While Oracle has been able to squash most customer resentment regarding its 22 percent maintenance fees for years, SAP has not. SAP was embroiled in a year-long maintenance and support saga that ultimately resulted in a PR nightmare with high-profile customers such as Siemens, creation of a new "tiered" maintenance offering and the dismissal of CEO Leo Apotheker.

Yet Oracle's maintenance fees keep on rolling in, despite a couple of recent and very public mistakes: more problems with Oracle's new My Oracle Support portal and a head-scratching PR-brouhaha over why Oracle shut down a free and extremely popular support services blogger -- all as Oracle execs try to assuage edgy Sun Microsystems customers about their future together.

Now, Oracle's legal sights are squarely set on Rimini Street and another protracted courtroom war. Which takes us back to where this started: Oracle v. SAP, which commenced with Oracle's filing on March 22, 2007, and appears to have an end in sight. After multiple delays and extensions, and scores of hearings, depositions and motions to compel, the trial has been scheduled for Nov. 1, 2010.

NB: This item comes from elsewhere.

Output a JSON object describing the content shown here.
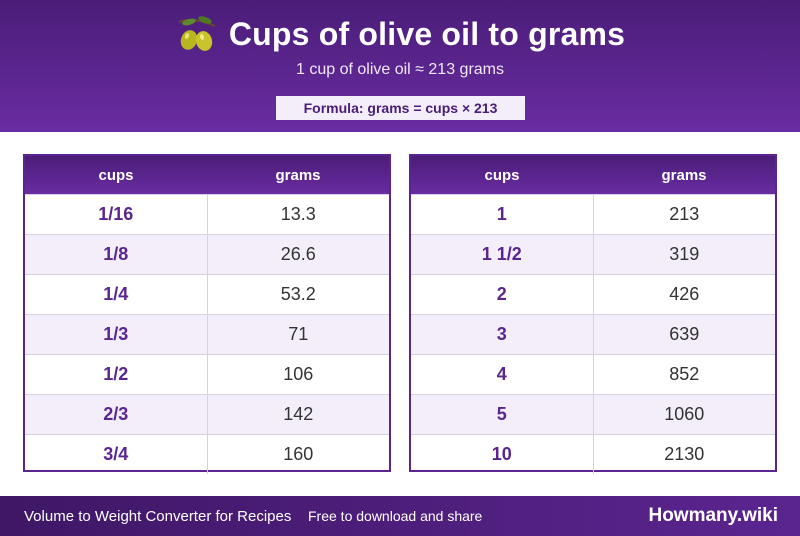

Oracle has been dogged about protecting its maintenance and support revenue streams. That much is unambiguous. But if more award-certified partners in its channel start following CedarCrestone's lead, will Oracle start throwing its legal might at them, too?

One potential action was suggested by Judge Laporte. During the CedarCrestone proceedings between Oracle and SAP, the court transcript shows that she offered this nugget to Oracle's lawyer, as to what the vendor should do to CedarCrestone if Oracle discovered support practices it didn't care for.

Judge Laporte quipped: "You may yank those awards back."